One of the hazards of performing outdoors in London is noise from elsewhere. In the first half at least, the cast are fighting with a raucous show going on in Covent Garden square. Their voices are not amplified, which in many ways is a good thing, but it can be difficult to distinguish key speeches.
Prince Plockey is a standout figure as Caliban, with a powerful physical presence and a controlled combination of rage and passion. His 'Be not afeared' speech is one of the few that produces the tingles this play should deliver. He's also a sly and persuasive Antonio.
The feathered, bird-like Ariel, played by Charlotte Christensen, creates much of the show's magic with her flute and delicate songs. Her gauzy costumes, by Anna Sances, are one of the show's highlights.
Jamie Newall's Prospero is a commanding figure, but his relationship with Miranda (Joanne Thomson) seems to lack the true warmth they would surely share after so many years of virtual solitude. His final parting with Ariel goes by with scarcely a flutter, though the forgiveness of his traitorous brother does carry weight.

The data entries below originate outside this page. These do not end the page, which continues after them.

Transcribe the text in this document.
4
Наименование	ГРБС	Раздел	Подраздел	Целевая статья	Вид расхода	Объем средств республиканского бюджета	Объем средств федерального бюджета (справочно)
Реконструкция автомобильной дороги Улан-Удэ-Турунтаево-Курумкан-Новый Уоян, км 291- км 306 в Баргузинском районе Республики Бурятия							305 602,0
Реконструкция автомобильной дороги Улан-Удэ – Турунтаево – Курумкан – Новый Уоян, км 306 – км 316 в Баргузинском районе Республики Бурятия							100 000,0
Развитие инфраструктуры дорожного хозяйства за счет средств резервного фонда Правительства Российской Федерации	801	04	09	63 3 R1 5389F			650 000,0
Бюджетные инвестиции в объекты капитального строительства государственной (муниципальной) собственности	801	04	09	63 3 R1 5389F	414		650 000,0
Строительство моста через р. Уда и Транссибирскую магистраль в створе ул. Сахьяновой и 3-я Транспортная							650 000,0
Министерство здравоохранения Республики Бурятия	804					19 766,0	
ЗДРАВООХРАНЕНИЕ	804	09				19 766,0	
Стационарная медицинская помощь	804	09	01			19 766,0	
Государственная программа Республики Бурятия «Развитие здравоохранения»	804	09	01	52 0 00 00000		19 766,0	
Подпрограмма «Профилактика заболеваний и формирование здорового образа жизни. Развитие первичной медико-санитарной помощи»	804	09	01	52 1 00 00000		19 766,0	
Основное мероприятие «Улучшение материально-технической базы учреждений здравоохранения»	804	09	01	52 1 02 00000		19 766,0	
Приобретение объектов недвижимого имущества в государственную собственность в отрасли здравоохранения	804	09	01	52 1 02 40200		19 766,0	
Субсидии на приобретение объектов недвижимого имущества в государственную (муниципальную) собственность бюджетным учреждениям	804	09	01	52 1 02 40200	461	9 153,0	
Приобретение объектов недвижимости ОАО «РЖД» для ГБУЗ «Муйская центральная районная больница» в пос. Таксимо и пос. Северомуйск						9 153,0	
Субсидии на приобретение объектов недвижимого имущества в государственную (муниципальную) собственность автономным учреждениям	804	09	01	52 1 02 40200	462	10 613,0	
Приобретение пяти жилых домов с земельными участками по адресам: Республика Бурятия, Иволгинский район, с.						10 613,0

Miranda's lovestruck suitor Ferdinand is given a bright and youthful energy by Linford Johnson. He also conveys a chilling sense of deadly peril during the impending shipwreck that opens the play.
Sadly, in this production many of the natural laughs are lost or missed. However, Paul Brendan as Trinculo and Reginald Edwards as Stephano do create a hugely entertaining scene of drunken squabbling and physical scrapping as the castaways demolish their supply of spirits, and introduce Caliban to the bottle.
The Masque that celebrates the young couple's betrothal takes place inside the church, and the roof projections immediately create a magical feel. This is then duly crushed by the frankly feeble costuming decisions that follow.
Thought to be Shakespeare's last play, The Tempest is mercurial, poignant and magical, but despite some brave performances, Daniel Winder's production does not entirely capture its energy or its vital spirit.